Porn addiction is shameful, and therefore not easy to talk about. Even after all this time, I have not confided in anyone what I've been going through (other than psychologists).

So since I can't stand up in front of anyone and say "I'm grateful for beating a porn addiction" I thought I would do it here, quietly, with my fellow travellers. Here's hoping everyone else can do the same.
 

GBS

Respected Member
Nice one @TryingHarder …..

So since I can't stand up in front of anyone and say "I'm grateful for beating a porn addiction" I thought I would do it here, quietly, with my fellow travellers. Here's hoping everyone else can do the same.
I am grateful for being a porn addict too. It is liberating.
 

joepanic

Respected Member
OOPS GBS better look at getting your statement in the previous post edited....

Trying harder I am in the same boat No one knew I was a porn addict and i have since beaten it. I don't feel the need to stand up and tell the whole world either. i don't think it's going to help me any further. I posted in the success stories to very little fanfare but that may be because of some of my views but that's okay with me. I know I am clean and that is what matters
 

TryingHarder

Well-Known Member
I am grateful for being a porn addict too. It is liberating.
Yes, @GBS maybe needs to click the "edit" button on this one! :)

Day 622 (no PMO)

Day 107 (no looking at porn or porn substitutes)


I continue to do my best to shut down unwanted sexual thoughts (and unwanted thoughts in general). Our minds are like monkeys: always scurrying around, jumping from branch to branch. Knowing that lack of focus is a definite sign/symptom of depression, whenever I find myself scatterbrained, I know I need to regroup and focus.

I know I am clean and that is what matters
Yes, it's certainly an accomplishment that most guys keep to themselves. On the one hand, I would like to share and have someone tell me "wow, that must have been really tough, you should feel proud", but also agree that it probably won't help me any further. Being clean and staying clean is the real reward here.
 

TryingHarder

Well-Known Member
Day 633 (no PMO)

Day 118 (no looking at porn or porn substitutes)


Slowly but surely unwanted sexual thoughts are fading away. Even though it wasn't that long ago, thinking about PMO or even looking at porn seems like remembering something from my childhood.

One interesting thing... As a middle-aged man, 99% of the time when I see a woman and take a moment to admire, I realize she's half my age. :rolleyes:Last week the extremely rare 1% happened.
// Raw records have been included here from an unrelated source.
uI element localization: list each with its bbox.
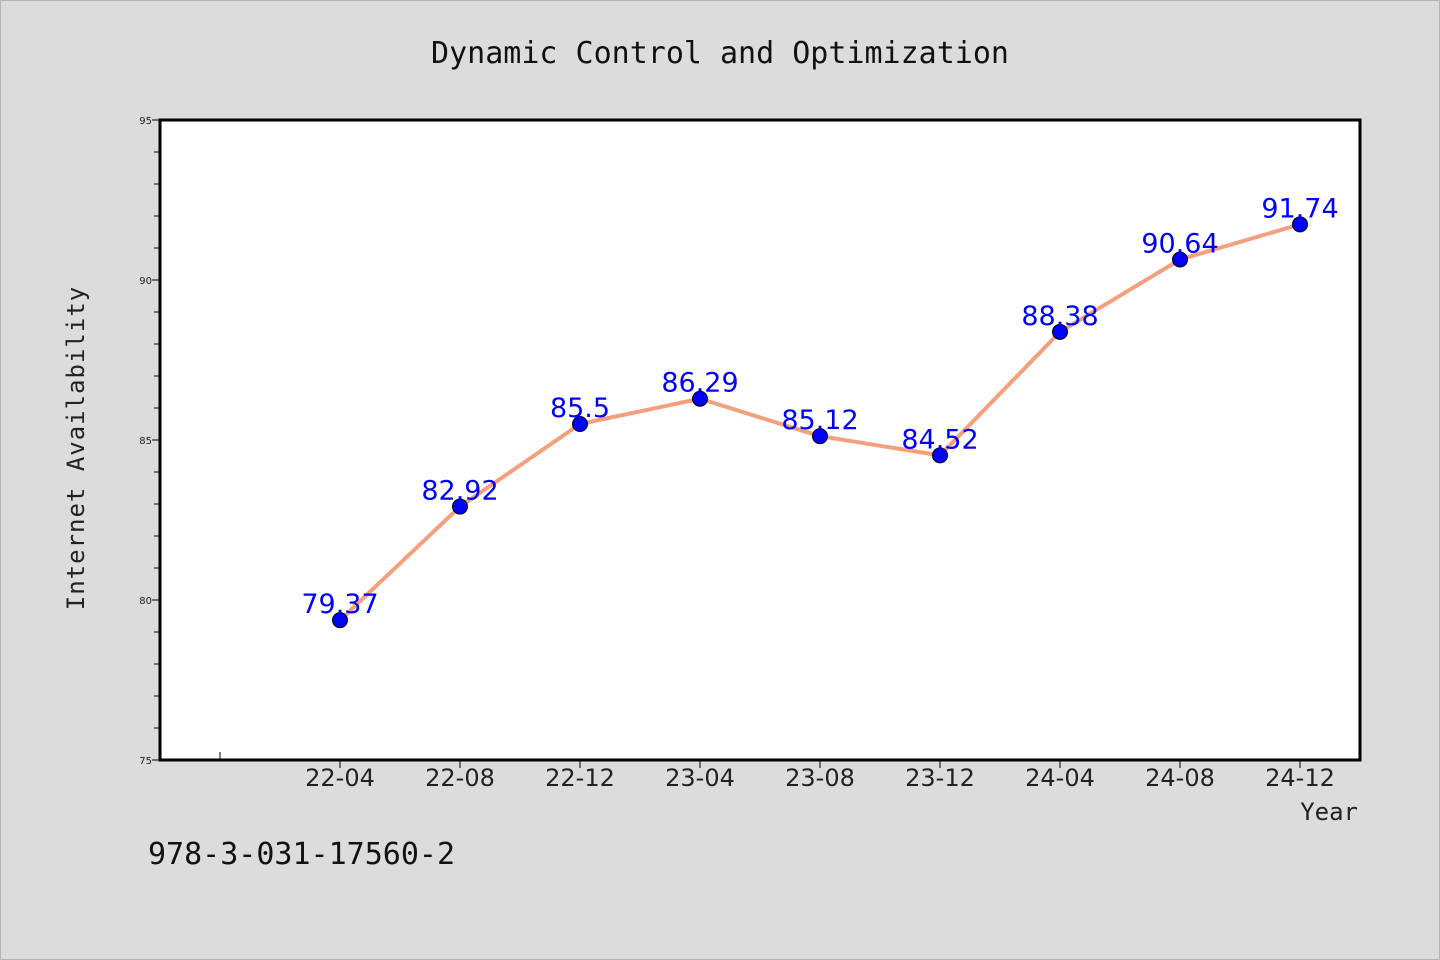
data-point <box>452 498 468 515</box>
y-tick-label: 95 <box>139 116 152 127</box>
x-tick-label: 23-04 <box>665 764 735 792</box>
x-tick-label: 24-12 <box>1265 764 1335 792</box>
x-tick-label: 24-08 <box>1145 764 1215 792</box>
data-point <box>1172 251 1188 268</box>
data-point <box>692 390 708 407</box>
data-point <box>812 428 828 445</box>
data-label: 79.37 <box>301 589 378 620</box>
data-point <box>1052 323 1068 340</box>
data-point <box>932 447 948 464</box>
x-tick-label: 24-04 <box>1025 764 1095 792</box>
series-layer: 79.37 82.92 85.5 86.29 85.12 84.52 88.38 90.64 9… <box>301 193 1339 629</box>
x-axis: 22-04 22-08 22-12 23-04 23-08 23-12 24-04 24-08… <box>219 752 1335 792</box>
y-axis: 75 80 85 90 95 <box>139 116 160 767</box>
y-tick-label: 85 <box>139 436 152 447</box>
footer-isbn: 978-3-031-17560-2 <box>148 837 455 872</box>
data-label: 91.74 <box>1261 193 1338 224</box>
data-label: 90.64 <box>1141 229 1218 260</box>
data-point <box>1292 216 1308 233</box>
chart-title: Dynamic Control and Optimization <box>431 36 1009 71</box>
data-label: 84.52 <box>901 424 978 455</box>
y-tick-label: 80 <box>139 596 152 607</box>
plot-area <box>158 118 1362 762</box>
x-tick-label: 23-08 <box>785 764 855 792</box>
data-label: 86.29 <box>661 368 738 399</box>
y-minor-ticks <box>154 151 160 729</box>
x-axis-label: Year <box>1300 798 1358 826</box>
y-tick-label: 90 <box>139 276 152 287</box>
data-point <box>572 416 588 432</box>
x-tick-label: 22-08 <box>425 764 495 792</box>
data-label: 85.12 <box>781 405 858 436</box>
data-label: 88.38 <box>1021 301 1098 332</box>
x-tick-label: 23-12 <box>905 764 975 792</box>
data-point <box>332 612 348 629</box>
data-label: 82.92 <box>421 476 498 507</box>
x-tick-label: 22-12 <box>545 764 615 792</box>
data-label: 85.5 <box>550 393 610 424</box>
y-tick-label: 75 <box>139 756 152 767</box>
y-axis-label: Internet Availability <box>62 286 90 610</box>
x-tick-label: 22-04 <box>305 764 375 792</box>
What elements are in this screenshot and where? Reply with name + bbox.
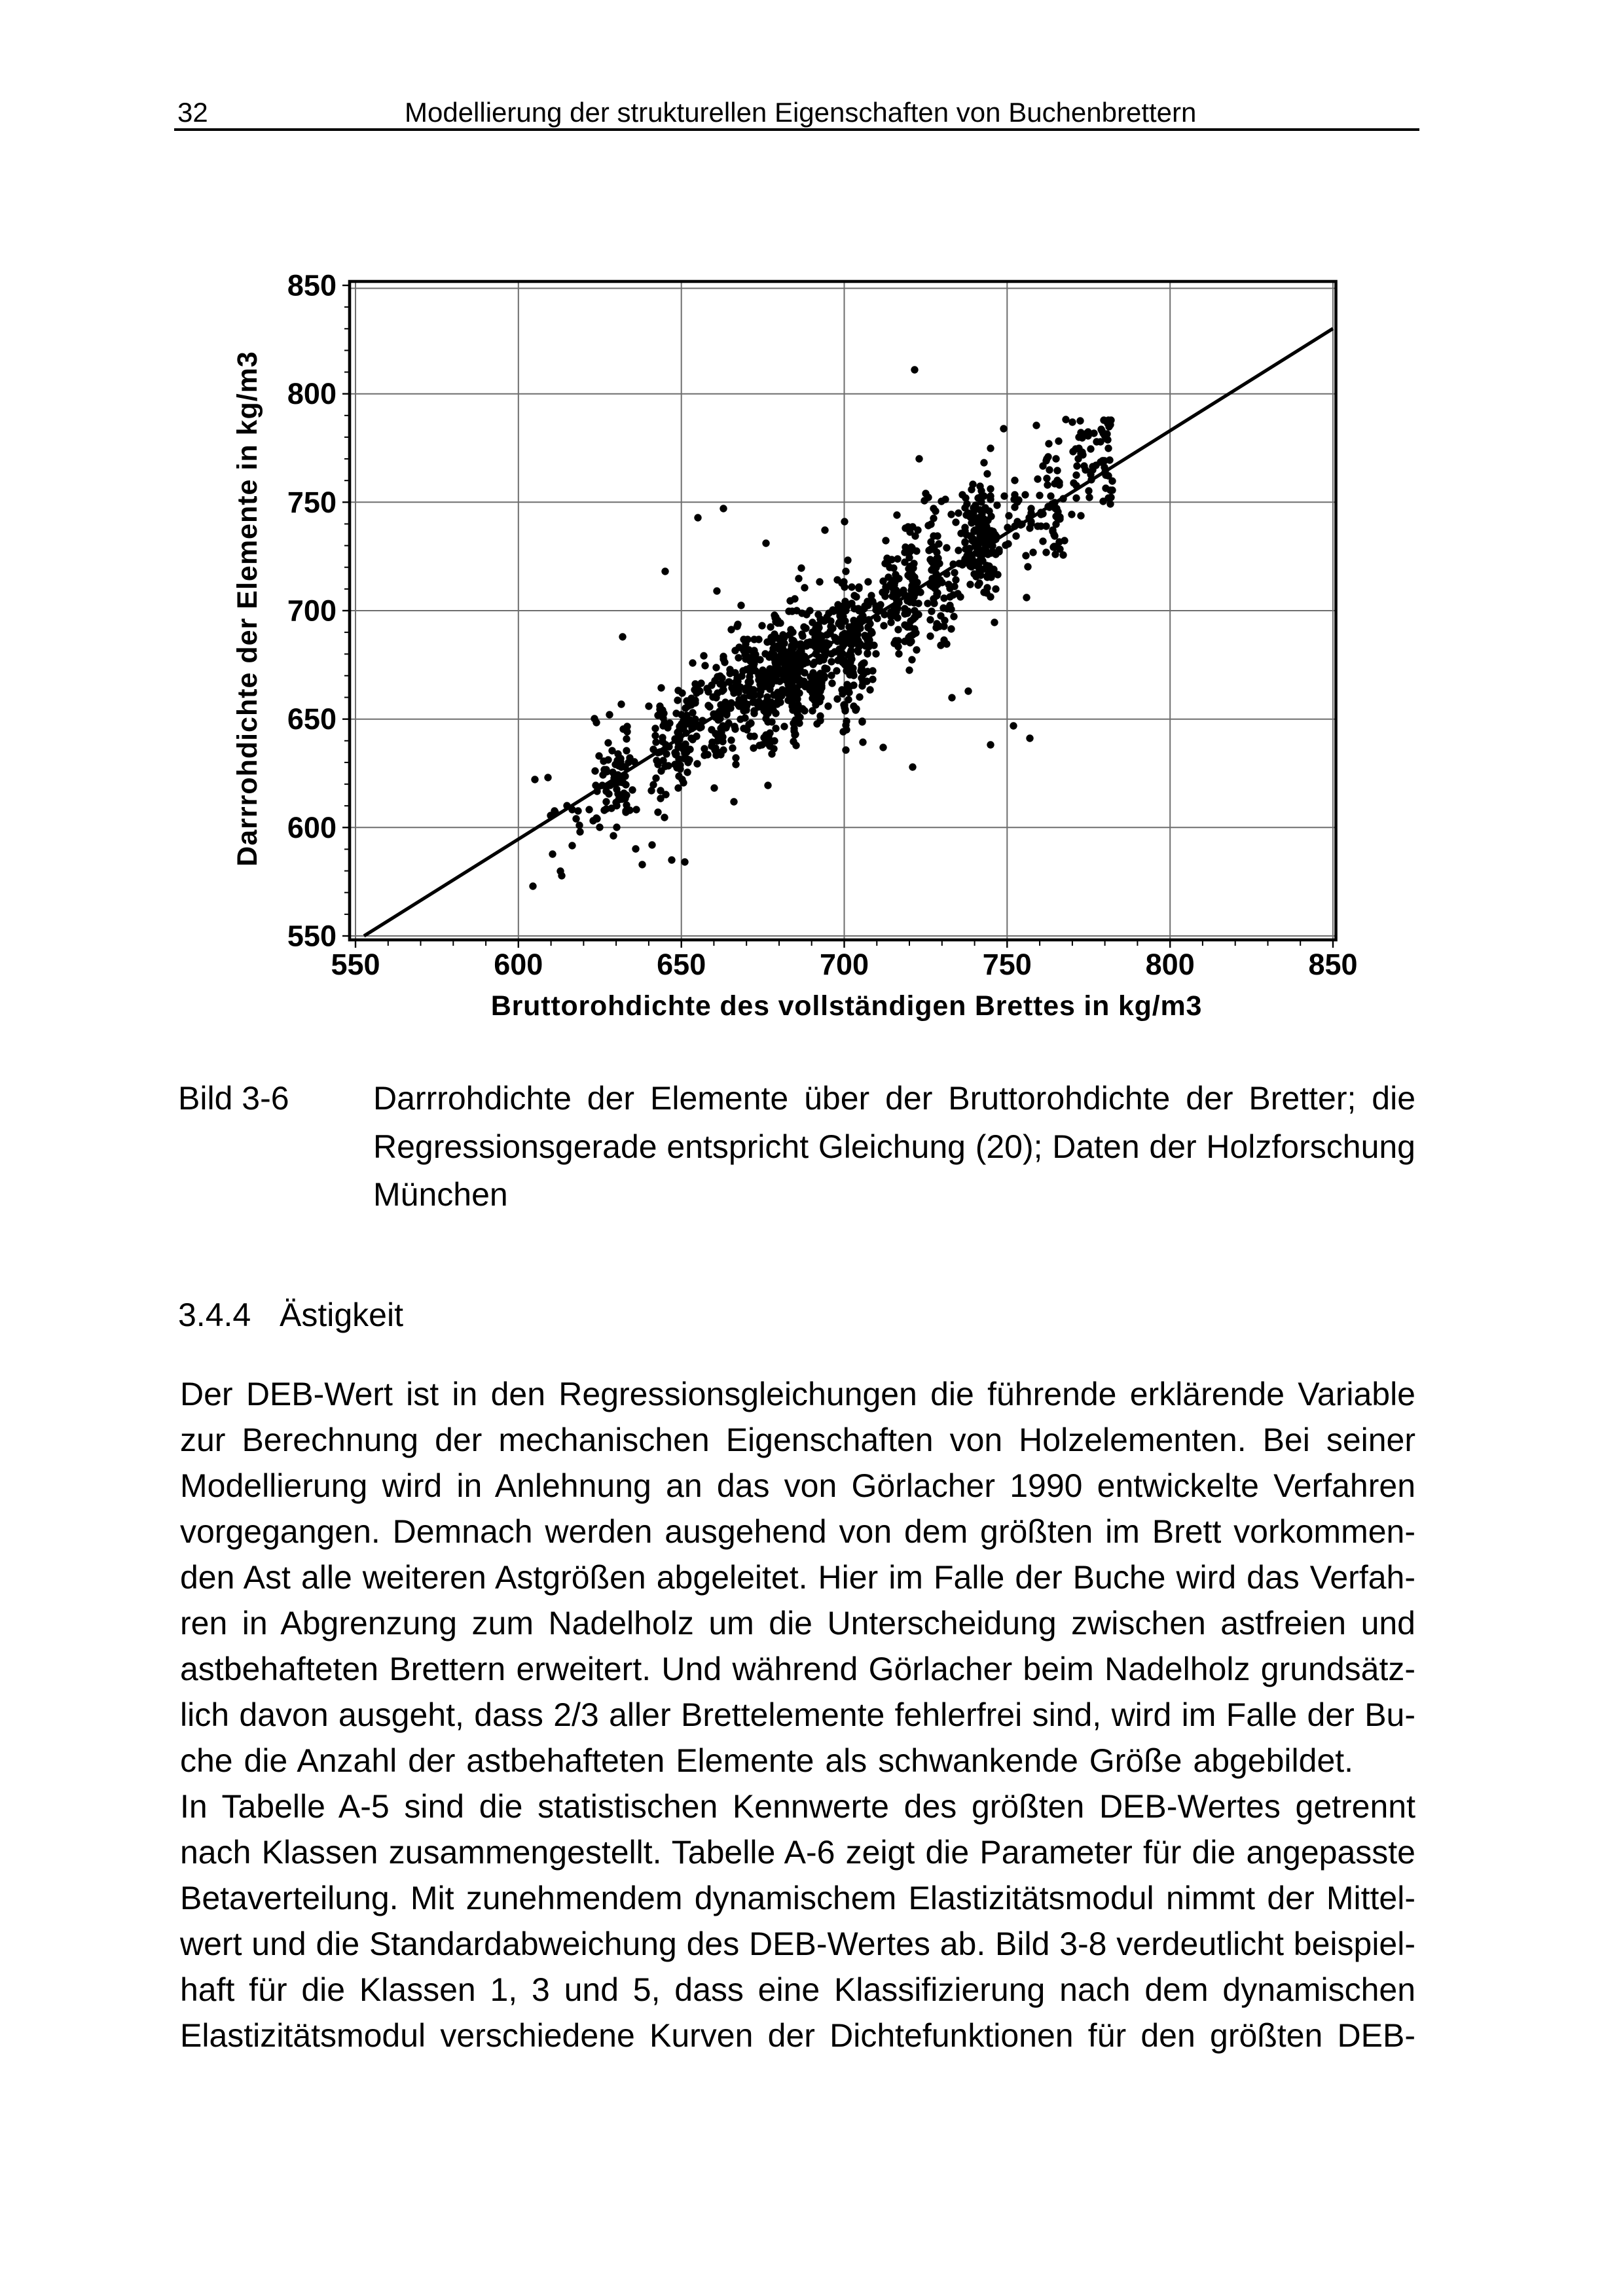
svg-text:850: 850 bbox=[1308, 948, 1357, 981]
svg-text:750: 750 bbox=[287, 486, 337, 519]
svg-text:550: 550 bbox=[287, 920, 337, 953]
svg-text:700: 700 bbox=[820, 948, 869, 981]
svg-text:650: 650 bbox=[657, 948, 706, 981]
svg-text:Bruttorohdichte des vollständi: Bruttorohdichte des vollständigen Brette… bbox=[491, 990, 1203, 1022]
svg-text:700: 700 bbox=[287, 594, 337, 628]
svg-text:750: 750 bbox=[983, 948, 1032, 981]
svg-text:800: 800 bbox=[287, 377, 337, 410]
svg-text:800: 800 bbox=[1146, 948, 1195, 981]
svg-text:600: 600 bbox=[287, 811, 337, 844]
svg-text:600: 600 bbox=[494, 948, 543, 981]
svg-text:550: 550 bbox=[331, 948, 380, 981]
svg-text:850: 850 bbox=[287, 269, 337, 302]
svg-text:650: 650 bbox=[287, 702, 337, 736]
svg-text:Darrrohdichte der Elemente in: Darrrohdichte der Elemente in kg/m3 bbox=[232, 351, 263, 867]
I encountered this total silver fox at my kung fu school. She's married and attends classes with her kids, so of course off limits. But just for once I didn't feel like a dirty old man. :p
 

TryingHarder

Well-Known Member
Day 640 (no PMO)

Day 125 (no looking at porn or porn substitutes)


Overall I'm doing very well, but some stress and anxiety over the last week resulted in urges to MO and/or look at or think about porn. Each time I have quietly told myself "don't do it". No new insights, just proud that I've had the discipline and willpower to shut down the sleazy thoughts and urges.